Recent Changes to Termination Clause Enforceability

Employers in Ontario should review their employment contracts in light of recent case law addressing the enforceability of termination clauses.

In Waksdale v. Swegon North America Inc., 2020 ONCA 391 (“Waksdale”), the Ontario Court of Appeal  clarified the rule for interpreting termination provisions in an employment contract. The Court found that employment contracts, including termination provisions, must be read as a whole. Applying this reasoning, the Court set aside an otherwise enforceable without-cause termination provision because the for-cause provision did not comply with the Employment Standards Act (“ESA”).
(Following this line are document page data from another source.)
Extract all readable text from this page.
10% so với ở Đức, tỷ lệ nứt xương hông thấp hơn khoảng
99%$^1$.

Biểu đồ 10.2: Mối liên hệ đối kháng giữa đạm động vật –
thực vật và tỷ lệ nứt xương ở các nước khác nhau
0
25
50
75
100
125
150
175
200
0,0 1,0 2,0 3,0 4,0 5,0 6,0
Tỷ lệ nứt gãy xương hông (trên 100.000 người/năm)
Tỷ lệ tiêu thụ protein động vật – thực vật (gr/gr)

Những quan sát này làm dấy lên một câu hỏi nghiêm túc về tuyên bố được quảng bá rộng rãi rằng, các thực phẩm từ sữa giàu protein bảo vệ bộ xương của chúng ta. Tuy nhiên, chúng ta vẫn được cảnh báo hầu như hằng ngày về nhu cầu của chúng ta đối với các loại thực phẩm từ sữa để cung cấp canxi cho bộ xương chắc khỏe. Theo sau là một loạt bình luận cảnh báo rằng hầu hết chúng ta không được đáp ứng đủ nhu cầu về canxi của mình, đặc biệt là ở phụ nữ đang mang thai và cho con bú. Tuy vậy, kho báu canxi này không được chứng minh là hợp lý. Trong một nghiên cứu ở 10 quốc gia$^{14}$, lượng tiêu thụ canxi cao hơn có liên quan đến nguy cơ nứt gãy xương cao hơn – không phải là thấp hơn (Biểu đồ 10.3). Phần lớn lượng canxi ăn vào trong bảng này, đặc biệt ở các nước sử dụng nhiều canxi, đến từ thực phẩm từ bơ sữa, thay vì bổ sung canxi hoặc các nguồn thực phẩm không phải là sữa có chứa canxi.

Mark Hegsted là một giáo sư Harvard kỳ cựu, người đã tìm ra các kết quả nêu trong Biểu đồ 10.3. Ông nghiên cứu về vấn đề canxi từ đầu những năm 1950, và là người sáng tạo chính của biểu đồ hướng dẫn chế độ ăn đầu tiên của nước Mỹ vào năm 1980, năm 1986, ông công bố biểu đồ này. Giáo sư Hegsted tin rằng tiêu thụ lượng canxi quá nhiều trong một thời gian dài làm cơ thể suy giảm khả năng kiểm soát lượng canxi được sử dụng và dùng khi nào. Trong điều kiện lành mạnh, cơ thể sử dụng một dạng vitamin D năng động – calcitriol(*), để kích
This has been characterized as a harsh decision, since it allows for an entire termination clause to be voided even if the offending term is not in issue.
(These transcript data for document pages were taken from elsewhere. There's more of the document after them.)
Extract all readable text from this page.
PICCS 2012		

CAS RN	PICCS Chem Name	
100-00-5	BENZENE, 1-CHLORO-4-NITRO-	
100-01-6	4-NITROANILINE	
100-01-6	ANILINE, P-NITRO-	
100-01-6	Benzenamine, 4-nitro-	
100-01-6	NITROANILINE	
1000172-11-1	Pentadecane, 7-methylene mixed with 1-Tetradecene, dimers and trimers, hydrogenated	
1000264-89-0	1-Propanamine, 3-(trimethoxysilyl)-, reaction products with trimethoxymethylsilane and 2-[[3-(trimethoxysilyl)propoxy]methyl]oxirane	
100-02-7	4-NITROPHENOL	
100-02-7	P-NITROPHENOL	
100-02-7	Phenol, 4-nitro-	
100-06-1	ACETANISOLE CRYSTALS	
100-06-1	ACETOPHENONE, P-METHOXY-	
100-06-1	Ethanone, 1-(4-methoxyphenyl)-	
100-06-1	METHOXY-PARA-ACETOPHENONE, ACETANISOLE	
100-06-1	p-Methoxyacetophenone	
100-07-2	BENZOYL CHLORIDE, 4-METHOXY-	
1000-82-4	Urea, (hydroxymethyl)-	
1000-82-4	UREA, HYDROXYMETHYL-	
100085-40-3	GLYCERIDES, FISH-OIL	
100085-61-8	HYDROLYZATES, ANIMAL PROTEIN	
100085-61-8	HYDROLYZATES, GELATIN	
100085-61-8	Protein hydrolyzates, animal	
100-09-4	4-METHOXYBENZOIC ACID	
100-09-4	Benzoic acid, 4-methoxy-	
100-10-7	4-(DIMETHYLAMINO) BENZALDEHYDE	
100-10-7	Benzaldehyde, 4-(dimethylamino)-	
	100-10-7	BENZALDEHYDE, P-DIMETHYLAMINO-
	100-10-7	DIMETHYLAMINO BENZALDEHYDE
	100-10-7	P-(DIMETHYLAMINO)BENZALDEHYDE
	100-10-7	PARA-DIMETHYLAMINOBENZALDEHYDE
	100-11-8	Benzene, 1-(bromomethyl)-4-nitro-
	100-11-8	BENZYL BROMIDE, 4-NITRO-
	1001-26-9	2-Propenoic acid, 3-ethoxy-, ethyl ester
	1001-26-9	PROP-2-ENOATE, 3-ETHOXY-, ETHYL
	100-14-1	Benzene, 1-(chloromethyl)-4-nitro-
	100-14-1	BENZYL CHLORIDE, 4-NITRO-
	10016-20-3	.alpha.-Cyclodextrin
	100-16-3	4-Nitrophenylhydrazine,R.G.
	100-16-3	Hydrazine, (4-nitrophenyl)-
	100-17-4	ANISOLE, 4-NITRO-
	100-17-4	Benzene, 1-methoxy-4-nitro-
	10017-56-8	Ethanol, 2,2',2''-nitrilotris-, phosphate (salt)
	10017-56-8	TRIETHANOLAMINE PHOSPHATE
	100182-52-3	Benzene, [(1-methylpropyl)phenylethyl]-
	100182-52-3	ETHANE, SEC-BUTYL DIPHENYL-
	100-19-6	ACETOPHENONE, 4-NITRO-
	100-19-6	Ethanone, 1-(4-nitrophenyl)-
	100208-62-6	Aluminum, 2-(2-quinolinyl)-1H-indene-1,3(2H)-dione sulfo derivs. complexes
Waksdale was recently followed by the Ontario Superior Court of Justice in Sewell v. Provincial Fruit Co. Limited, 2020 ONSC 4406 (“Sewell”).
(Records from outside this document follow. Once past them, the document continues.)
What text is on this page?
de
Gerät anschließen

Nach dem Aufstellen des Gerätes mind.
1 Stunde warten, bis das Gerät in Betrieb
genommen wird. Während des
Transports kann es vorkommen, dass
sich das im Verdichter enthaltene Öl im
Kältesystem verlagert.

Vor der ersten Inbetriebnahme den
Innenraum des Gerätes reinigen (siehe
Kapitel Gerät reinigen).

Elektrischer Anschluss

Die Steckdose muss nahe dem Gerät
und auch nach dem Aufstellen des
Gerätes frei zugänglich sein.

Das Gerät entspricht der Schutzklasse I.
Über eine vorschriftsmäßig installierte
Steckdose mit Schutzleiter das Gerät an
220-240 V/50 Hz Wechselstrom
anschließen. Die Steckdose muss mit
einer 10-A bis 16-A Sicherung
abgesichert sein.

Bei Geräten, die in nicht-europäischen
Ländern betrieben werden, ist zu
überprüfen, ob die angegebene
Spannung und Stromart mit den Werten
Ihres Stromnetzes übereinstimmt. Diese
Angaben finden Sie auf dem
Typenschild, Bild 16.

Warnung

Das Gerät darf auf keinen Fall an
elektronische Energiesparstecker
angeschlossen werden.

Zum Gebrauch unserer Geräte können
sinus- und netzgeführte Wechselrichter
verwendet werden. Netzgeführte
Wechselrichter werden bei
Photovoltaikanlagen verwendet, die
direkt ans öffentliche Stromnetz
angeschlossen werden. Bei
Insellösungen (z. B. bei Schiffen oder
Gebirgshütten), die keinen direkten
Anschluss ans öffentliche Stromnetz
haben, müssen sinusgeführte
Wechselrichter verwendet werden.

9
The plaintiff in Sewell was employed in a senior sales role for six months, at which point he was terminated by the defendant employer without cause. The employer paid the plaintiff two weeks’ salary and benefits, consistent with the employment contract and the requirements of the ESA. The plaintiff brought a summary judgment motion seeking, among other relief, a declaration that the termination clause in the employment contract was unenforceable.

The plaintiff’s employment contract contained for-cause and without-cause termination provisions. The for-cause provision allowed the employer to terminate the plaintiff at any time and without notice. The without-cause provision entitled the employer to terminate the plaintiff at any time as long as the employer paid a combination of notice and severance pay.

The Court held that the termination clause violated the ESA for two reasons:

  1. The without-cause provision combined notice and severance pay, which violated the ESA requirement to pay both notice and severance; and
  1. The for-cause provision contracted around the ESA requirement to provide notice except in cases where the employee engaged in “wilful misconduct”.

Applying Waksdale, the Court found that the invalid for-cause provision rendered the entire termination clause unenforceable. Even though the for-cause provision was not at issue (since the plaintiff was dismissed without cause), the Court reaffirmed that employment contracts must be read as a whole and that they should be set aside if any of the terms are in contravention of the ESA. Accordingly, the Court concluded that the employment contract was void, and that the plaintiff was entitled to reasonable notice of four months under the Common Law, rather than two weeks under the ESA.

Implications for Employers

Employers should review their employment contracts to ensure that their termination provisions comply with the minimum ESA requirements. Specifically, employers should confirm that their termination clauses provide employees with appropriate notice and that they do not combine notice and severance pay entitlements. Since leave to appeal to the Supreme Court of Canada was recently refused in Waksdale, the Court of Appeal’s reasoning represents the current state of the law in Ontario.